9. Section 23, on the other hand, deals with general prohibition of

strikes and lockouts and reads as under :-

"Section 23. General prohibition of strikes and lockouts - No workman who is employed in any industrial establishment shall go on strike in breach of contract and no employer of any such workman shall declare a lockout -

(a) during the pendency of conciliation proceedings before a Board and seven days after the conclusion of such proceedings;

(b) during the pendency of proceeding before a Labour Court, Tribunal or National Tribunal and two months after the conclusion of such proceedings;

(bb) during the pendency of arbitration proceeding before an arbitrator and two months after the conclusion of such proceedings, where a notification has been issued under sub-section (3-A) of section 10A; or

(c) during any period in which a settlement of award is in operation in respect of any of the matters covered by the settlement or award."

10. Section 24 of the Act deals with „illegal strikes and lockouts‟ and

reads as follows :-

"Section 24. Illegal strikes and lockouts -

              (1)      A strike or a lock out shall be illegal if -

                       (i)     It is commenced or declared in contravention of
                               section 22 or section 23; or
                       (ii)    It is continued in contravention of an order made

under sub-section (3) of section 10 or sub-section (4-A) of section 10-A.

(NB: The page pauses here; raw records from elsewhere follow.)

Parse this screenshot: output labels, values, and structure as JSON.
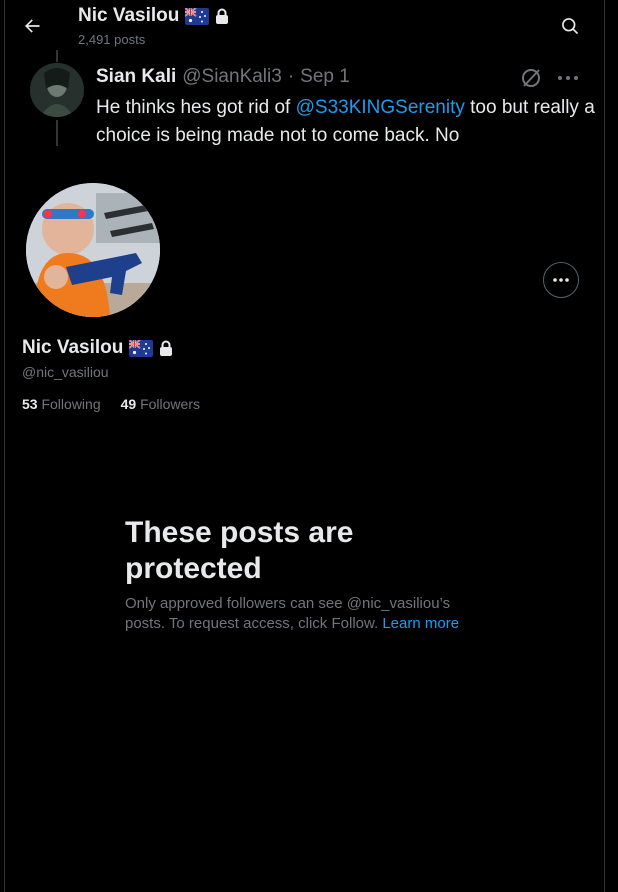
{
  "header": {
    "name": "Nic Vasilou",
    "post_count": "2,491 posts"
  },
  "quoted_tweet": {
    "author_name": "Sian Kali",
    "author_handle": "@SianKali3",
    "separator": "·",
    "date": "Sep 1",
    "text_before": "He thinks hes got rid of ",
    "mention": "@S33KINGSerenity",
    "text_after": " too but really a choice is being made not to come back. No"
  },
  "profile": {
    "name": "Nic Vasilou",
    "handle": "@nic_vasiliou",
    "following_count": "53",
    "following_label": "Following",
    "followers_count": "49",
    "followers_label": "Followers"
  },
  "protected": {
    "title": "These posts are protected",
    "description": "Only approved followers can see @nic_vasiliou’s posts. To request access, click Follow.",
    "learn_more": "Learn more"
  },
  "colors": {
    "background": "#000000",
    "text": "#e7e9ea",
    "secondary": "#71767b",
    "accent": "#1d9bf0"
  },
  "icons": {
    "back": "arrow-left-icon",
    "search": "search-icon",
    "flag": "australia-flag-icon",
    "lock": "lock-icon",
    "grok": "grok-icon",
    "more": "more-horizontal-icon"
  }
}
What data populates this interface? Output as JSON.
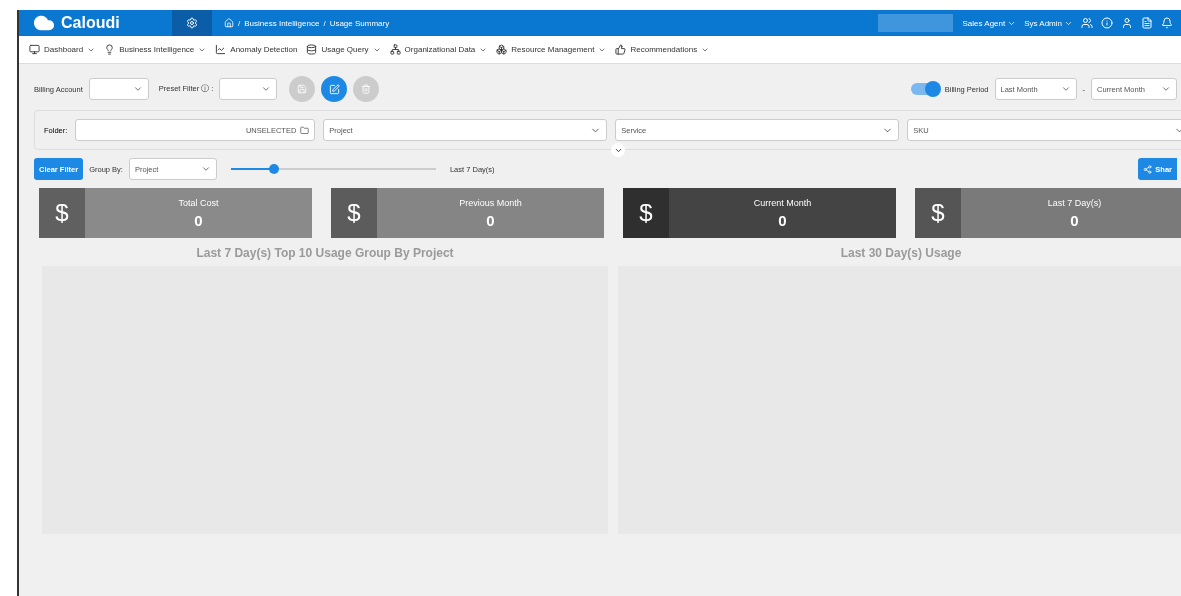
{
  "header": {
    "logo": "Caloudi",
    "breadcrumb": [
      {
        "sep": "/",
        "label": "Business Intelligence"
      },
      {
        "sep": "/",
        "label": "Usage Summary"
      }
    ],
    "user_menus": [
      "Sales Agent",
      "Sys Admin"
    ]
  },
  "nav": [
    {
      "label": "Dashboard",
      "dropdown": true
    },
    {
      "label": "Business Intelligence",
      "dropdown": true
    },
    {
      "label": "Anomaly Detection",
      "dropdown": false
    },
    {
      "label": "Usage Query",
      "dropdown": true
    },
    {
      "label": "Organizational Data",
      "dropdown": true
    },
    {
      "label": "Resource Management",
      "dropdown": true
    },
    {
      "label": "Recommendations",
      "dropdown": true
    }
  ],
  "filters": {
    "billing_account": "Billing Account",
    "preset_filter": "Preset Filter ⓘ :",
    "billing_period_on": true,
    "billing_period": "Billing Period",
    "period_from": "Last Month",
    "period_sep": "-",
    "period_to": "Current Month"
  },
  "folder": {
    "label": "Folder:",
    "value": "UNSELECTED",
    "selects": [
      "Project",
      "Service",
      "SKU"
    ]
  },
  "controls": {
    "clear": "Clear Filter",
    "group_label": "Group By:",
    "group_value": "Project",
    "range": {
      "level": 0.21
    },
    "range_label": "Last 7 Day(s)",
    "share": "Shar"
  },
  "cards": [
    {
      "icon": "$",
      "title": "Total Cost",
      "value": "0",
      "color": "#8a8a8a"
    },
    {
      "icon": "$",
      "title": "Previous Month",
      "value": "0",
      "color": "#858585"
    },
    {
      "icon": "$",
      "title": "Current Month",
      "value": "0",
      "color": "#444444"
    },
    {
      "icon": "$",
      "title": "Last 7 Day(s)",
      "value": "0",
      "color": "#7a7a7a"
    }
  ],
  "charts": [
    {
      "title": "Last 7 Day(s) Top 10 Usage Group By Project"
    },
    {
      "title": "Last 30 Day(s) Usage"
    }
  ]
}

(2) Where a strike or lockout in pursuance of an industrial dispute has already commenced and is in existence at the time of the reference of the dispute to a Board, an arbitrator, a Labour Court, Tribunal or National

Tribunal, the continuance of such strike or lockout shall not be deemed to be illegal, provided that such strike or lockout was not at its commencement in contravention of the provisions of this Act or the continuance thereof was not prohibited under sub-section (3) of section 10 or sub-section (4A) of section 10A.

(3) A lockout declared in consequence of an illegal strike or a strike declared in consequence of an illegal lockout shall not be deemed to be illegal."

11. To make out a case of breach of Section 22 of the Act, two

important requirements have to be set out and proved, namely :-

(i) that the concern in which a strike took place is a „public utility

service‟ within the meaning of Section 2(n) of the Act; and

(ii) that the strike is in „breach of a contract of service‟ of the

striking workmen.

Section 22 bans the commencement of strikes and lockouts in a

public utility service, while Section 23 bans strikes and lockouts

generally, in industrial establishments, in circumstances enumerated

therein. Though every industrial establishment is not a public utility

service, every public utility service is an industrial establishment.

Therefore, Sections 22 and 23 will cumulatively apply to prohibition

of strikes and lockouts in public utility services.

12. Every strike is not illegal and the workers enjoy the right to resort to

strike, whenever they are so placed, in order to express their

grievances or to make certain demands. Strikes are not banned even

in the case of public utility service. They are only subjected to certain

limitations. There is no doubt that the Act recognizes strikes as a

legitimate weapon in the matter of industrial relations.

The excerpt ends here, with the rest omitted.